I am watering heavily with Ph corrected distilled , light light nutes, and MAP .5g / gal in 12 hours
 

StickyBandit

Well-known member
What strain/type of soil is it?
I have overfed many plants but learning slowly :oops:
Fastest recovery I've had so far is re-potting into coco/perlite mix so re-potting into fresh soil mix is probably your fastest fix for the roots if it's well aerated.
No nutes at all will probably be best if you continue doing what you are doing. Try running a fan on the base if it's staying wet too long.
Good luck :)
 

flylowgethigh

Non-growing Lurker
ICMag Donor
I think the problem with hot soil is it is still hot when you are flowering.

I wanna try some rabbit shit.
 

Rtaym22224

Active member
I’m using fox farm ocean forest with recipe 420 potting soil mixed in, I mixed in 20% perlite, 10% earthworm castings, 15% bat guano, I have hydro clay pebbles at the base of my grow bags. Mychorizhae liberally applied to soil.

Plants are looking much better after adding MAP .5g/gal water and 3% spray.
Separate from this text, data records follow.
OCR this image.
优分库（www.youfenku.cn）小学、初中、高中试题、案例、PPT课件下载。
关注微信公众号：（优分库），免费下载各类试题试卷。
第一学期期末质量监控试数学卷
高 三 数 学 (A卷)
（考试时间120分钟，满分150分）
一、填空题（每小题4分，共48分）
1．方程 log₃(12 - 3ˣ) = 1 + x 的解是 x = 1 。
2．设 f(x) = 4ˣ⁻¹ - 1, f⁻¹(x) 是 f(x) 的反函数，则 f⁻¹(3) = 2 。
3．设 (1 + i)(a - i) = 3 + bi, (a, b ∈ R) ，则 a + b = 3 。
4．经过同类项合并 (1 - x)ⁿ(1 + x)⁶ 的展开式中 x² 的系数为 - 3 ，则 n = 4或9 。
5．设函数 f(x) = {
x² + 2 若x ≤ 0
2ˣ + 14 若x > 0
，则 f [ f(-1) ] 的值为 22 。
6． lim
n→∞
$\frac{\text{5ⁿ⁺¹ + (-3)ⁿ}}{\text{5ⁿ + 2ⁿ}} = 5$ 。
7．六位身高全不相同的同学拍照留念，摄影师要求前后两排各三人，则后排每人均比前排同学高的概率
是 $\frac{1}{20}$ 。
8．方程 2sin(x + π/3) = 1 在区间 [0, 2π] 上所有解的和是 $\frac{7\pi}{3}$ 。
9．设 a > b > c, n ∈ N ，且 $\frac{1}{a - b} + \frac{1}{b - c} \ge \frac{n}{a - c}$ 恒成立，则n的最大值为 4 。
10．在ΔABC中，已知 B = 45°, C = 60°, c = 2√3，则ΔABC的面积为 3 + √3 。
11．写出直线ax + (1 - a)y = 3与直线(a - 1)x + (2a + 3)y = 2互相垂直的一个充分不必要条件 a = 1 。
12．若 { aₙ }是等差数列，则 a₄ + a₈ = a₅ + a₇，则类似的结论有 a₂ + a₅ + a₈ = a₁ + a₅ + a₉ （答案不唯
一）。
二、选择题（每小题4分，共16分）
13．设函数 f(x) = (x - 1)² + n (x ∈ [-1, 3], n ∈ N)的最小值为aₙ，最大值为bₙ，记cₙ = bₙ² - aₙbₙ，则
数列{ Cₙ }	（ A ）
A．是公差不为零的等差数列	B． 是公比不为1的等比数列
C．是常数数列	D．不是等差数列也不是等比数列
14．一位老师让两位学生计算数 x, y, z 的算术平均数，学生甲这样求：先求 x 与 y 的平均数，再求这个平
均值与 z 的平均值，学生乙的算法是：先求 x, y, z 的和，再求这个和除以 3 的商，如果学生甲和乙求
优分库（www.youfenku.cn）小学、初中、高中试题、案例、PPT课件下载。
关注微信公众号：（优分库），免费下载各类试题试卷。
The alum sulfate didn’t harm the plants and An amount about the size of 1/4 teaspoon evenly distributed on the top soil brought my soil ph frkm almost ten to about 7.0. I watered in two gallons of 250ppm 6.7 ph with MAP and cal mag into each 3 gal grow bag.



I have one plant that is dropping from the top down mainly the new branch terminals. Lower branches are not doing this. No other plant is doing this. What does this plant need right now that I’m not giving it?
 

Douglas.Curtis

Autistic Diplomat in Training
Root damage or an oxygen poor area around the root feeding that part of the plant.

Reardless of growth rates... you'd still be better off transplanting than trying to fix it. Be sure to fix all this and veg till the soil is back to normal before bloom. The quality differnces are stunning. ;)
 

Rtaym22224

Active member
Root damage or an oxygen poor area around the root feeding that part of the plant.

Reardless of growth rates... you'd still be better off transplanting than trying to fix it. Be sure to fix all this and veg till the soil is back to normal before bloom. The quality differnces are stunning. ;)
Ugh. Thank you. This requires immediate transplant? When I remove the root ball of this plant do I want to scrape mucky soil off of it if I see that? Do I cut any of the root system or remove any of it? When I have it jn a new 3 gal bag of soil how much water do I put in and should I just water around the root ball?
 

FletchF.Fletch

Well-known member
420club
I see some rasps on the leaves that resemble the damage from Thrips. Could be Spider Mites. I suspect bugs may be slowing their growth rate and stunting their overall health. Inspect your leaves, especially the older lower growth for signs of pests.